I'm going to give Amanda the benefit of the doubt and assume she wasn't aware of those details because she simply hasn't ever paid much attention to the whole story (which is of course her right, until such time as she wishes to discuss it in an informed way); that she had long ago arrived at a conclusion (and set of explanations) she was comfortable with, and thus she skimmed--rather than read with an open mind--the posts I wrote; and finally, having not had any personal experience with childbirth, she didn't have the same reaction that I did, or that so many other mothers did, upon first encountering the story.
I think that's a more gracious way to regard a blog post sneeringly entitled "A little holiday skepticism"--wherein commenters remarked, unrebutted by Amanda, that I was "full of shit" and worse--than to malign her or insult her intelligence.
To see what is in front of one's nose needs a constant struggle, as Orwell said, and Andrew Sullivan is nothing if not constant and unwavering, having put up with plenty of denigration--and for long enough--just for struggling, ever struggling, to commit the journalism that others will not: investigating and trying to disentangle an amazing, Brobdingnagian collection of lies, and pointing out that, in the absence of clear contemporaneous record to prove otherwise, the Empress has no clothes. Sullivan says he "doesn't give a toss" what others think or say, he just wants the truth.
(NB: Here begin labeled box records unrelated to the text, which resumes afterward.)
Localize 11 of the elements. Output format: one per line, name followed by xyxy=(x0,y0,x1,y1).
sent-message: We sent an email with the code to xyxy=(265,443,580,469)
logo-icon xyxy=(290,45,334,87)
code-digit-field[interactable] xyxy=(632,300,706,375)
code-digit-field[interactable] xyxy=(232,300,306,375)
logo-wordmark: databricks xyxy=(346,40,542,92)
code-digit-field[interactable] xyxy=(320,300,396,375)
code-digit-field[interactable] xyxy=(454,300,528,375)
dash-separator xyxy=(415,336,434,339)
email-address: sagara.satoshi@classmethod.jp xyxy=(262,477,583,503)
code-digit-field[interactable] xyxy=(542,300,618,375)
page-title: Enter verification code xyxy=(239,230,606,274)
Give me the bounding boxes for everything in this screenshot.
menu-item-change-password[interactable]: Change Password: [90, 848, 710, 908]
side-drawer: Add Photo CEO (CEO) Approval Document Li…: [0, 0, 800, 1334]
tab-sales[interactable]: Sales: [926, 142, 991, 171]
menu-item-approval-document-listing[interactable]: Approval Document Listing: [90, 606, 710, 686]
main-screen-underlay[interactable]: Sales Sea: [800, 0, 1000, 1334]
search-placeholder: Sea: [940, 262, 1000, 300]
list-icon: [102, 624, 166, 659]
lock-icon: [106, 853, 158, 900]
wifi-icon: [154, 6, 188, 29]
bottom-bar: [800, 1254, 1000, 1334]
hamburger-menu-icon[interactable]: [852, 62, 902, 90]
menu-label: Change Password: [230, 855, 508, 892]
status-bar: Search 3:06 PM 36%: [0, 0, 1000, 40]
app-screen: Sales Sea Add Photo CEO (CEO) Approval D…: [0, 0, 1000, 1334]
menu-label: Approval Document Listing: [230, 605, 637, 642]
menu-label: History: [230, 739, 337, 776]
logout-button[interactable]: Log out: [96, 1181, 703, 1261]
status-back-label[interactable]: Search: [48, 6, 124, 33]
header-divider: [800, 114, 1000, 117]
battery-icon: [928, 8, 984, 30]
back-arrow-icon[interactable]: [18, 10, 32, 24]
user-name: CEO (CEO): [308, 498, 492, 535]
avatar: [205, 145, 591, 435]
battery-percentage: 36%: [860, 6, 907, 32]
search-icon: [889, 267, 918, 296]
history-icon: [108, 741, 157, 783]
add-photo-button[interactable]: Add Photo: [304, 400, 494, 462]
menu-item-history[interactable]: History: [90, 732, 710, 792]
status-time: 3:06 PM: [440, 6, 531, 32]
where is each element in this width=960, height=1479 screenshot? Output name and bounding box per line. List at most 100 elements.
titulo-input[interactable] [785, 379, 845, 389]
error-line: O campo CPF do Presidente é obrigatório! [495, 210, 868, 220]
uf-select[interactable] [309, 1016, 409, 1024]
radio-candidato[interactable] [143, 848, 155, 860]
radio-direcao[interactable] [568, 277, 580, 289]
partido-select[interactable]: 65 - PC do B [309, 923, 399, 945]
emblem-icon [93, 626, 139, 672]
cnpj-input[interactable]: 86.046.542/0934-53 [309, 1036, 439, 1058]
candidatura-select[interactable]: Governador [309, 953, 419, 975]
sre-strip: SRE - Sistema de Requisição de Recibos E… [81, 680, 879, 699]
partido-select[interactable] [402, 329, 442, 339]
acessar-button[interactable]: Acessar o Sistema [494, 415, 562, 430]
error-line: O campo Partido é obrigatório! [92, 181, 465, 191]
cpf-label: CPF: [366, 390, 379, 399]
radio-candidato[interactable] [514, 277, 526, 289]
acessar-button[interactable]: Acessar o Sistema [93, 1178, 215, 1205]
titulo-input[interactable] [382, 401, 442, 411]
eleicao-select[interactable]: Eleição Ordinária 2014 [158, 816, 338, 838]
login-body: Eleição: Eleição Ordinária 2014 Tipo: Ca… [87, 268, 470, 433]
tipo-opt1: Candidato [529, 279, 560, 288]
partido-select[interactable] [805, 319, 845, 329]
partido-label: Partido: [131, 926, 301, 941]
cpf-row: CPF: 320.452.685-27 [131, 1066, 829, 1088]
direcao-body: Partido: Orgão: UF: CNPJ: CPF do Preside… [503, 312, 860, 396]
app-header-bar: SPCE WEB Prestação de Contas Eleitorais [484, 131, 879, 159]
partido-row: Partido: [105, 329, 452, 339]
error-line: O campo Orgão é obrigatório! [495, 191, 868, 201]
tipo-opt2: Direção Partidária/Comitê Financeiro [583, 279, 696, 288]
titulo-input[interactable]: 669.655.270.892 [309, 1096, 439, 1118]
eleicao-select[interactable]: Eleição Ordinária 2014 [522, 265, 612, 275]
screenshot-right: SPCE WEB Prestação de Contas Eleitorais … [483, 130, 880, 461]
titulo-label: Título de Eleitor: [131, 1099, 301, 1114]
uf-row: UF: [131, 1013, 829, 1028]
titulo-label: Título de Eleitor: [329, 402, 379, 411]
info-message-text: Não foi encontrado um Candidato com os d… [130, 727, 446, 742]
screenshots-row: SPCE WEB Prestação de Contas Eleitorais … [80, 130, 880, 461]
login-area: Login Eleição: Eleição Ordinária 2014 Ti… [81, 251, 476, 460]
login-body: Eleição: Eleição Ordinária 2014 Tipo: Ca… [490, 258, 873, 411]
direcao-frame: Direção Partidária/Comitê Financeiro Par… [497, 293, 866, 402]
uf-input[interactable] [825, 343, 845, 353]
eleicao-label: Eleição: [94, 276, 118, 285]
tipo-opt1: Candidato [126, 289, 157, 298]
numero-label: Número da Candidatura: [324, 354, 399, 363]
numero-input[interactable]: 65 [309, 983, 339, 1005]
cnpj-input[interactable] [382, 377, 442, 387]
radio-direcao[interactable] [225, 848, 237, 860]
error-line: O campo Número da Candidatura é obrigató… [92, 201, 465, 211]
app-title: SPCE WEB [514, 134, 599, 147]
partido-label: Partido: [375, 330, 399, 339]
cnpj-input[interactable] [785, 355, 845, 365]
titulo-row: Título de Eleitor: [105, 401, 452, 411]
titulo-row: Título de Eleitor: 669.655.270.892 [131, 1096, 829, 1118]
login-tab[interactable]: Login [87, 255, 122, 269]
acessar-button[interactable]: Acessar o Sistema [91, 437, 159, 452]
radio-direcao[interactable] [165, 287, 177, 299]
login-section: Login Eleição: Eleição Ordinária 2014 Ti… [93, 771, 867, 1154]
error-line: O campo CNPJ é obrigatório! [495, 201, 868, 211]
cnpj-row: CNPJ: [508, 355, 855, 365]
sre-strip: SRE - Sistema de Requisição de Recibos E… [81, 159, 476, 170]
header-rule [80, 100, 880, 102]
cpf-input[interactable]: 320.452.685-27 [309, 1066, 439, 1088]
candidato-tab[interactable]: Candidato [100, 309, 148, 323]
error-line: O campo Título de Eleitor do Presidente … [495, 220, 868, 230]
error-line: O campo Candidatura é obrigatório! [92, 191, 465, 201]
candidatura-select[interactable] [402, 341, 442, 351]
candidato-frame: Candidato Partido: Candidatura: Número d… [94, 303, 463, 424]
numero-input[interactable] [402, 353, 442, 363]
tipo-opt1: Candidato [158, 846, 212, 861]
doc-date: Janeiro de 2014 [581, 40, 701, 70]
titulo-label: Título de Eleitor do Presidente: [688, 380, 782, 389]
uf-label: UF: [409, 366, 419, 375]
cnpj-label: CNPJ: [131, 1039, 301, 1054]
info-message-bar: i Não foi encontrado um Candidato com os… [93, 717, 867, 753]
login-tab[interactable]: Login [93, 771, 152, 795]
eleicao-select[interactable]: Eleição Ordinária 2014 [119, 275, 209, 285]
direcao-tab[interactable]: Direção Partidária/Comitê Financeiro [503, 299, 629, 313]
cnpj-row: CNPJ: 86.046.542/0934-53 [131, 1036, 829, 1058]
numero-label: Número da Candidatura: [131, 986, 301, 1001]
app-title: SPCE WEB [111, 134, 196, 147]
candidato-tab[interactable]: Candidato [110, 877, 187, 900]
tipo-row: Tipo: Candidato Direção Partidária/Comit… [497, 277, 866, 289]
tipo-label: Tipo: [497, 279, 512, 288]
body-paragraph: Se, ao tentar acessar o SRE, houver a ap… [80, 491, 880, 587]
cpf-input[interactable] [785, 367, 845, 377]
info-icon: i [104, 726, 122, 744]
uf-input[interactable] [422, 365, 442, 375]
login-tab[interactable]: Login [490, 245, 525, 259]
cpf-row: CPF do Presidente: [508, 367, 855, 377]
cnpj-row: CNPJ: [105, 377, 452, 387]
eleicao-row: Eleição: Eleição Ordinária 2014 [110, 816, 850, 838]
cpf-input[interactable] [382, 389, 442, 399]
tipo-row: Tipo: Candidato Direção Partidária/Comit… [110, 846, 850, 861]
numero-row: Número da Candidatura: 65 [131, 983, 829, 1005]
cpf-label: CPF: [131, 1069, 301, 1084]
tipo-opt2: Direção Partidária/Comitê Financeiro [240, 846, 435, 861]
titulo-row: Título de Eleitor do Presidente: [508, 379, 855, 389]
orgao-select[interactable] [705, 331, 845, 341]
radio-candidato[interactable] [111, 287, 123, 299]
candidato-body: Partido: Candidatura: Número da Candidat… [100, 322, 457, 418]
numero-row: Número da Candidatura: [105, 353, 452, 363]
I wrote this lengthy set of corrections to Amanda's post because I want the truth, too. And I really don't give a toss what people think or say, either, as I'm well aware how impulsively sharp-tongued and nasty bloggers can be; commenters, nastier still. Truth matters, always.
Once more, then, for our weirdly and inexplicably squeamish, sexist, ethically-challenged Barbecue Media:
The Empress has no clothes. Kindly investigate same.